Solar cars do exist. But they look like toy cars.
The best place to see them is at the World Solar Challenge, a solar-powered car race held every two years in Australia.
In the race, competitors have to travel around 3,000 kilometers from Darwin, on the country's north coast, to Adelaide, on the south coast, using only the sun's energy.
Many of the cars competing in this race look more like vehicles from amusement parks or science fiction than cars you might see on the road.
And that tells us something about why solar cars are not an option for everyday travel - at least not yet, explains Chen Liu, professor of computer and electrical engineering at Clarkson University, in an article in The Conversation.
Chen Liu
Collecting enough sunlight
Although a lot of sunlight falls on the Earth during the day, this light is dispersed as it passes through the atmosphere, so the amount that reaches a given surface is quite small.
If we calculate the average amount of solar energy we could collect in a given area over the course of an entire year to eliminate the effects of the different seasons, we get around 342 watts perm2. That's roughly enough energy to run a normal fridge.
The large solar parks that collect electricity for cities and towns compensate for the fact that sunlight is spread over such a large area by placing millions of solar panels on thousands of hectares. Some, especially in desert areas, use fields of mirrors to concentrate the sun's energy.
But a normal car doesn't have enough surface area to collect much solar energy. The sizes of these cars vary greatly, but a normal-sized car in the USA is about 5 meters long by 2 meters wide, so it has about 9 to 10m2 of horizontal surface.
If this area could all be used to capture solar energy, it would collect around 3,420 watts. That's enough to run a fridge, a dishwasher and a microwave oven, almost an entire kitchen - but not enough to propel an electric car on a normal journey.
Turning sunlight into energy
Another problem is that current solar panels are not very efficient at converting sunlight into electricity. Typically, their efficiency is around 20%, which means that they convert around 1/5 of the solar energy that reaches them into electricity.
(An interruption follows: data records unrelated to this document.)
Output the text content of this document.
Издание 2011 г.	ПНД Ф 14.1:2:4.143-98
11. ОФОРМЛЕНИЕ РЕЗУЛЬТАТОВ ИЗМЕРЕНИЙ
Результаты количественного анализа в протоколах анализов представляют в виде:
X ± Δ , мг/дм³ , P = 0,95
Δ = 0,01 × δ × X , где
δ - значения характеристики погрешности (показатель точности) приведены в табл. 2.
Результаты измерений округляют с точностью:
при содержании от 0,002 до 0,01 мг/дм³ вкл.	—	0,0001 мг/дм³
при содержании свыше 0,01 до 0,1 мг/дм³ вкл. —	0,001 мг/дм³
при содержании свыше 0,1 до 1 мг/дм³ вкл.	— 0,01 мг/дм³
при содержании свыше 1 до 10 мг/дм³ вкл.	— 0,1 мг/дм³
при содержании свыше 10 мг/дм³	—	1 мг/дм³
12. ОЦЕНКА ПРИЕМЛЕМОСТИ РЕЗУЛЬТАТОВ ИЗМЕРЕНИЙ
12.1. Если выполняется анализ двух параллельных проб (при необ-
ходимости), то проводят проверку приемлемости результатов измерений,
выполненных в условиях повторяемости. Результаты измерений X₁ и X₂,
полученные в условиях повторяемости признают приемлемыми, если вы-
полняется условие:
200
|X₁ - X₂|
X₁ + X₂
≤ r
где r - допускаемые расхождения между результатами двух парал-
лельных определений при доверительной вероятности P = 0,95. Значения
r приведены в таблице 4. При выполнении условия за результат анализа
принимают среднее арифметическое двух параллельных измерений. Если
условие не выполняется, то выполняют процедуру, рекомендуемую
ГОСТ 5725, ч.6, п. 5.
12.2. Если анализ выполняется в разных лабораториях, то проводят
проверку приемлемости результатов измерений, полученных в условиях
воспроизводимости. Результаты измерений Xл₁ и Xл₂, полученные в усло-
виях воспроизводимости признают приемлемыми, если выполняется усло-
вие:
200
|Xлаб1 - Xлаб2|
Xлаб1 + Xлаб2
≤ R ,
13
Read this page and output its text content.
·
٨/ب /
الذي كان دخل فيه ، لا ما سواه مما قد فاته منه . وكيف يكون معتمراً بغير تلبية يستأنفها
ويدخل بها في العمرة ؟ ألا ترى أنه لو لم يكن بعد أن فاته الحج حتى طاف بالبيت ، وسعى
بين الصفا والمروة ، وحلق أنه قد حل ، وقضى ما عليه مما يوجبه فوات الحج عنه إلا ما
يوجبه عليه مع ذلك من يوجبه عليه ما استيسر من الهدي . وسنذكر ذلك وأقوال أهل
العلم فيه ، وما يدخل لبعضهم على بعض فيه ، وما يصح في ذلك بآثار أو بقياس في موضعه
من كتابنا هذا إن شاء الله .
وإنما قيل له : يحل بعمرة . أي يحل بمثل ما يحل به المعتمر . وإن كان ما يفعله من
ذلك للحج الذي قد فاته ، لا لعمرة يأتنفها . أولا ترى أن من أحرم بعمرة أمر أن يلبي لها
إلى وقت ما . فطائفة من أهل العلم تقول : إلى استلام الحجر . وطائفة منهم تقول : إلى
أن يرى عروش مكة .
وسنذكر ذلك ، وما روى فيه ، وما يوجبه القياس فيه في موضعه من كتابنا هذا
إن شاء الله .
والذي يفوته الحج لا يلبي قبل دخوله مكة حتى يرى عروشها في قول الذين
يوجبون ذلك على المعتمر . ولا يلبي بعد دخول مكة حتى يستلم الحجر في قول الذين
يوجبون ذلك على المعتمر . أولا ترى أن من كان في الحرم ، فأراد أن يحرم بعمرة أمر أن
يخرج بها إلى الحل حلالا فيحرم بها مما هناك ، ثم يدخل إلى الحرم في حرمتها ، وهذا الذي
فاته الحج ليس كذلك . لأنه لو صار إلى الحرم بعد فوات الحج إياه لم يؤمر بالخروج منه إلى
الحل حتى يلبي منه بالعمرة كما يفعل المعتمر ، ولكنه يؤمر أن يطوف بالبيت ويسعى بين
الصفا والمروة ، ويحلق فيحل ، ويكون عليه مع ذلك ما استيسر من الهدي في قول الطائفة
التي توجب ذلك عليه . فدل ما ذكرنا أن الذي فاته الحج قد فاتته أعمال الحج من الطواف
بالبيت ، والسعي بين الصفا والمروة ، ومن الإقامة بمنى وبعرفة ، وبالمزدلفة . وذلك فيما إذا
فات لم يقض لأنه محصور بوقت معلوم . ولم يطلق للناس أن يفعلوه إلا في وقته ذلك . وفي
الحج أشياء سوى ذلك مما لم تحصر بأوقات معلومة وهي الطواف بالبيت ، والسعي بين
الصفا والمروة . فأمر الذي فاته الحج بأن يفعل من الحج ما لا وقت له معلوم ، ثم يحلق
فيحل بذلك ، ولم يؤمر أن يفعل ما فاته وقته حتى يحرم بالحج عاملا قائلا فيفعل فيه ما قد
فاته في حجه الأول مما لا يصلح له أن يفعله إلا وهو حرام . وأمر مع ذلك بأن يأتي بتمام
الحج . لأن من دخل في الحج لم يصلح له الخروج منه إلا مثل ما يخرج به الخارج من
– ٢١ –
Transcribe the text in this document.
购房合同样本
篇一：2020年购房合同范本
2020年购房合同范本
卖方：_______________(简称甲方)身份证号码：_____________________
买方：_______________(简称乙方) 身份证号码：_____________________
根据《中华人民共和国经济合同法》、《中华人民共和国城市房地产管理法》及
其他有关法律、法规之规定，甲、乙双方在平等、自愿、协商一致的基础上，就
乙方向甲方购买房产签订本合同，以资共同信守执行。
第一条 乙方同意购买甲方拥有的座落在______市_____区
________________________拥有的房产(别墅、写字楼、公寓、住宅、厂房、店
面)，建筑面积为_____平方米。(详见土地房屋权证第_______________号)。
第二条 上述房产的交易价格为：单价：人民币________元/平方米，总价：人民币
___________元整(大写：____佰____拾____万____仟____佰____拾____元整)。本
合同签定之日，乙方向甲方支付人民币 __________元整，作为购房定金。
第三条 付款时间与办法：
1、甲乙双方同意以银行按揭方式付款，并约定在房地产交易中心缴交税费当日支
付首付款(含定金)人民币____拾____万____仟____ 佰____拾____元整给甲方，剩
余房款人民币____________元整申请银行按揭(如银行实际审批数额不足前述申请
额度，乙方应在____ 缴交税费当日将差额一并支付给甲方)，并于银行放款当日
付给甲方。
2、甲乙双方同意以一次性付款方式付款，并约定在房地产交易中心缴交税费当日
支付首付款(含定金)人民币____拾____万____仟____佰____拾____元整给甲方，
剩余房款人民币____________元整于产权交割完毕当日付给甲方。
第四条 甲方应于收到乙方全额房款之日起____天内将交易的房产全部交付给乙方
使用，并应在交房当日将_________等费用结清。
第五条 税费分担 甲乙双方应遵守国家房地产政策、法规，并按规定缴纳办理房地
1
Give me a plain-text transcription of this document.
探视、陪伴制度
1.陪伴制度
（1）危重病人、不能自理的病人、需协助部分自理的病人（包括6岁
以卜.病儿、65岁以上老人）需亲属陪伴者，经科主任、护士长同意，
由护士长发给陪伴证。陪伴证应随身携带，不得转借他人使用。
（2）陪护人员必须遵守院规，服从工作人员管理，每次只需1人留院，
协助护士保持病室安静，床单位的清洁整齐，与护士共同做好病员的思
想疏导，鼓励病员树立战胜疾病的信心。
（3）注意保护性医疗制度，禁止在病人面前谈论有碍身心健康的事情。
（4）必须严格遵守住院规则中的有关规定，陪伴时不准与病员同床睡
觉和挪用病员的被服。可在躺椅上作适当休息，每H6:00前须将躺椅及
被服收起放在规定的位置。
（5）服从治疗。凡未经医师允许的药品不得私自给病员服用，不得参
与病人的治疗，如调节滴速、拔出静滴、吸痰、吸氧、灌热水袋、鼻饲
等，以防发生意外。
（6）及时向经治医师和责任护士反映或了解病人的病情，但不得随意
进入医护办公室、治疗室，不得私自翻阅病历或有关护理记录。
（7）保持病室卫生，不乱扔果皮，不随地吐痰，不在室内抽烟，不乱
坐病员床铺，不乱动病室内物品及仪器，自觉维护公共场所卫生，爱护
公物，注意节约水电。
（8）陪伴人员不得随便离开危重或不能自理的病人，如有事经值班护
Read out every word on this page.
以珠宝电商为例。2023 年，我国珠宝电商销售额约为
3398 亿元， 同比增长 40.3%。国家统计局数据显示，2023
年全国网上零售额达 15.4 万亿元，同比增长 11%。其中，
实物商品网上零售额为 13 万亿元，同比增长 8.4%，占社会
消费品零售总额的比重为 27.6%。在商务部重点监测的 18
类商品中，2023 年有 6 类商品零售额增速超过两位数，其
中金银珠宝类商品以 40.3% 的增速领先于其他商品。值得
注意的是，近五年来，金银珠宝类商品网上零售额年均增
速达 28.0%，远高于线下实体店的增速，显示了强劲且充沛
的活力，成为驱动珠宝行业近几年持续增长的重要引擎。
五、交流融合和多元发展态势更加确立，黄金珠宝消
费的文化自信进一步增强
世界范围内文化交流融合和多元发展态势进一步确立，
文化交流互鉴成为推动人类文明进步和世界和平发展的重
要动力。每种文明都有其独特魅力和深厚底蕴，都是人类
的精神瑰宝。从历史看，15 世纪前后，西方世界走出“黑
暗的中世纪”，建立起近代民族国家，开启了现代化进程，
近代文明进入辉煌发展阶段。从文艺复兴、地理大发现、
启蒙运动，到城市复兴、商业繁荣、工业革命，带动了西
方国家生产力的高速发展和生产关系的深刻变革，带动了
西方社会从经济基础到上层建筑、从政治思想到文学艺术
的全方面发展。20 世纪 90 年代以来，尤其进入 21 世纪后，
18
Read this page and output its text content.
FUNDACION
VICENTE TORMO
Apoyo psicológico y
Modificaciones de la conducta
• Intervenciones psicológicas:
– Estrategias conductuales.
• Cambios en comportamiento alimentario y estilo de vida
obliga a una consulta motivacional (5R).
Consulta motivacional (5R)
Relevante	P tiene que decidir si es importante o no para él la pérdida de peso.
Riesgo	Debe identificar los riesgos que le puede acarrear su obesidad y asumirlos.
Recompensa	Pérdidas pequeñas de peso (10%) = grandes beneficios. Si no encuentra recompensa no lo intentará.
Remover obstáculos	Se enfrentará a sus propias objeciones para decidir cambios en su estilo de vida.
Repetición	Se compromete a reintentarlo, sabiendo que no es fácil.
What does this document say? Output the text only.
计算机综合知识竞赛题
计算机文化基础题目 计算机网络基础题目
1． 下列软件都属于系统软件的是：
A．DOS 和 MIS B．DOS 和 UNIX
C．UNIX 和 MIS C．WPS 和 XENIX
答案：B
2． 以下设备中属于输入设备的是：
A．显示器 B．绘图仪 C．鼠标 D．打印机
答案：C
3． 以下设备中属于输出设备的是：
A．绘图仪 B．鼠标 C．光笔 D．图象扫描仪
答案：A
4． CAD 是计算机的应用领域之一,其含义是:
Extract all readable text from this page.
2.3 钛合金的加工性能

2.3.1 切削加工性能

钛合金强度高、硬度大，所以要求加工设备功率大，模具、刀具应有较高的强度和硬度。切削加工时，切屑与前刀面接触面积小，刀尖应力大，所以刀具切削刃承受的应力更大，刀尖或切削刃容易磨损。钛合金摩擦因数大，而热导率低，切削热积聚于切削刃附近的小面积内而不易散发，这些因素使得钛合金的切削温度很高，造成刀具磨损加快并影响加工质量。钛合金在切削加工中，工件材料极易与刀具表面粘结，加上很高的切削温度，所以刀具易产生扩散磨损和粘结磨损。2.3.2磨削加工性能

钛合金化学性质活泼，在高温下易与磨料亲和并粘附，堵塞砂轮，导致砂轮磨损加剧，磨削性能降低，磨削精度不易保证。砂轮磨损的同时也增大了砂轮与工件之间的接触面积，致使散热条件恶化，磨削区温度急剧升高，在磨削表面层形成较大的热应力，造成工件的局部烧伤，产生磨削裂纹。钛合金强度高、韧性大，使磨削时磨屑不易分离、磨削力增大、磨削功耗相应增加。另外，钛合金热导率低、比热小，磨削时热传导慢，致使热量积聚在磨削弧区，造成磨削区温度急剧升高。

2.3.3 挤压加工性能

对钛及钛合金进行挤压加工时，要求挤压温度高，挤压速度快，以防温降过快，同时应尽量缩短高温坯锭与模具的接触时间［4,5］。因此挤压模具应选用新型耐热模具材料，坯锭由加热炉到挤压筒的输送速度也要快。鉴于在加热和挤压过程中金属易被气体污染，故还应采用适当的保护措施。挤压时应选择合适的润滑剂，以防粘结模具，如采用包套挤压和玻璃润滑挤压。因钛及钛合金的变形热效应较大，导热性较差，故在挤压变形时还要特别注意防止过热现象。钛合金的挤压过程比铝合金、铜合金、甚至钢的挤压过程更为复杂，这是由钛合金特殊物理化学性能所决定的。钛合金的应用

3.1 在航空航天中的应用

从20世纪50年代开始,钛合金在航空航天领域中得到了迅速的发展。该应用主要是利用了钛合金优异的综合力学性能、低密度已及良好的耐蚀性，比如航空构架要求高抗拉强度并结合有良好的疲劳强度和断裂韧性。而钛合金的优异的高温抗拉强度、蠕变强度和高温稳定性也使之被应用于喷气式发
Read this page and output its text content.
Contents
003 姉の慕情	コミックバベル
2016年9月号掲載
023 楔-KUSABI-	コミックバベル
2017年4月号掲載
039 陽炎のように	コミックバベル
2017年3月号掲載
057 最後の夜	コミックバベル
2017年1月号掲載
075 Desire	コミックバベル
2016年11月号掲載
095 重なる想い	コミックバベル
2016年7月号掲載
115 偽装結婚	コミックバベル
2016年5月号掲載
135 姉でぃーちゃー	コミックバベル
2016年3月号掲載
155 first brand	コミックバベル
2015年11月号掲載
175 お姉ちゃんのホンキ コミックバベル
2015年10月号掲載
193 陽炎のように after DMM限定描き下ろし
This means that 3,420 watts of solar energy falling on an average car covered in solar panels would produce only 684 watts that the car could use. In comparison, it takes around 20,000 watts for an electric vehicle to run at 100 kilometers per hour.
Vehicles competing in the World Solar Challenge tend to be large and have a design that maximizes their horizontal surface area. This helps them collect as much sunlight as possible.
As a concept vehicle, it's acceptable, but most models don't have many windows or room for anything except the driver.
When the sun doesn't shine
Another challenge is that geographical location, daylight hours and weather conditions affect the amount of solar energy that can be generated.
The Earth is tilted on its axis, so not all areas receive equal amounts of sunlight at any given time.
When the Northern Hemisphere tilts towards the Sun, the upper part of the globe receives more sun exposure and observes spring and summer, while the Southern Hemisphere is colder and darker.
When the southern half of the planet tilts towards the Sun, the areas in the southern half of the Earth receive more sun and the upper half receives less.
Areas close to the equator receive constant sunlight all year round, so areas closer to the equator, such as Southern California or the Sahara desert, have more intense solar energy than places closer to the Earth's poles, such as Alaska.
Solar cars would also struggle to collect enough sunlight on cloudy or rainy days. Even large utility companies with huge solar parks have to plan for periods when the sun doesn't shine.
And drivers need their cars to run at night. For a solar car to work after dark, it would have to use the extra energy it collected during the day and stored in a battery.
In addition, solar panels and batteries increase the weight of the car, and heavier cars need more energy to run.
Several teams of researchers are working in various countries to design solar cars that are more suitable for everyday use.
For this to happen, manufacturers will have to make solar panels more efficient at converting sunlight into energy and design solar panels that are better suited to cars.
It will also be essential to lower the cost of solar systems for cars so that the average consumer can afford them.
For now, the closest option to a solar car is an electric vehicle, which is charged at home or at a charging station.
Depending on how the electricity is produced, part of the energy that powers these cars probably comes from solar panels, wind turbines, hydroelectric dams or other renewable sources.
So if you're driving or riding in an electric car, you could be traveling on solar energy. It just wasn't produced in the car.